Serving Raw HTML code

Since version 1.2 of Notepad Server you've had the ability to serve straight HTML code from your Web directory, allowing you immense flexibility in how you present your information to the world. Couple your server, your creativity, and Foundation Systems' nHTML and you have an un-beatable creation and service platform right in the palm of your hand.

So, How does it work?

It's blazingly simple to serve straight HTML. All you have to do is write the code in a note, being sure to follow the HTML spec by enclosing the whole document between <HTML> and </HTML> tags. Notepad Server recognizes the <HTML> tag and serves the exact text of the page rather than doing any dynamic formatting of it.

Your Note Should Look Like This:

<HTML>
<HEAD><TITLE>
A Title</TITLE></HEAD>
<BODY>
Insert Body Here
</BODY>
</HTML>

Server Side Includes

Also supported by Personal Data Sharing is a series of variables that you can access from either your text notes or, even better, your raw HTML documents. On other platforms, these are called Server Side Includes, so that's what we'll call them here.

A Table of all SSI supported in Version 1.5 of Personal Data Sharing is available here.

How do I USE These Things?

Simple. Say you want to include the access counter in a sentence. You'd write something like this in your Notepad:

So far, <COUNTER> chunks o' knowledge have been spewed into the ether by this server.

And you'd get:

So far, 296 chunks o' knowledge have been spewed into the ether by this server.
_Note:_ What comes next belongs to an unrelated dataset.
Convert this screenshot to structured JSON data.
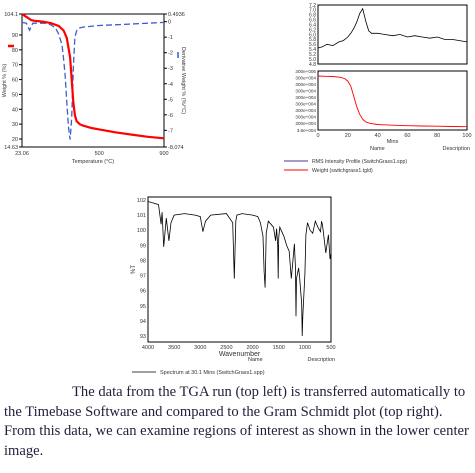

Or, say you always want the title of your HTML document to reflect the name it has in the title bar of its Notepad entry. In you header, you'd write:

<HTML><HEAD><TITLE><NOTE_TITLE></TITLE></HEAD>

And even if you changed the name of the note to Zaphod_Beeblebrox, the title returned by your HTML will reflect that.

Nifty, huh?

Special Characters:

Unless you're lucky enough to use only the 0-127 ASCII code in your alphabet, you need to be able to display "International Characters" (such as: ü, ø, å, ß)

One solution to this is to go through your notes and subsitute in the &#000 HTML code for each character and we tried to have PDS do that that but it's VERY annoying. (Slow, inaccurate, and generally stupid.)

So, we developed a compromise: Unlike 90% of the world's HTTP servers, we have chosen to follow the RFC 2068 standard for HTTP 1.1 Servers and provide a way for the browsers to interpret these characters AS TYPED by setting what's called the charset token in the server's message headers. We also include the same data in a <META> tag in the HEADER of any generated HTML pages. This helps the browser decide what encoding to use when viewing your page.

Here's a Sample Header From nHTTPd to Illustrate:

HTTP/1.0 200 OK
Server: nHTTPd/1.5
Content-type: text/html;
charset=ISO-8859-1
Content-length: 1024

In nHTTPd Setup, you can select from any of these MIME charsets or None to turn off this option entirely.
Depending on demand, I may add other encodings.

charset Selections:
ISO-8859-1: The WWW Standard
ISO-88259-2: Better for European Characters
X-MAC-ROMAN: The Standard MacOS Set
US-ASCII: The 0-127 Character Set
None: No charset token is presented

When I first introduced this feature with Notepad Server 1.2, I suggested that you add by hand into your raw HTML the <META> tag containing the charset token. That is no longer required as this data is provided in the server's message header.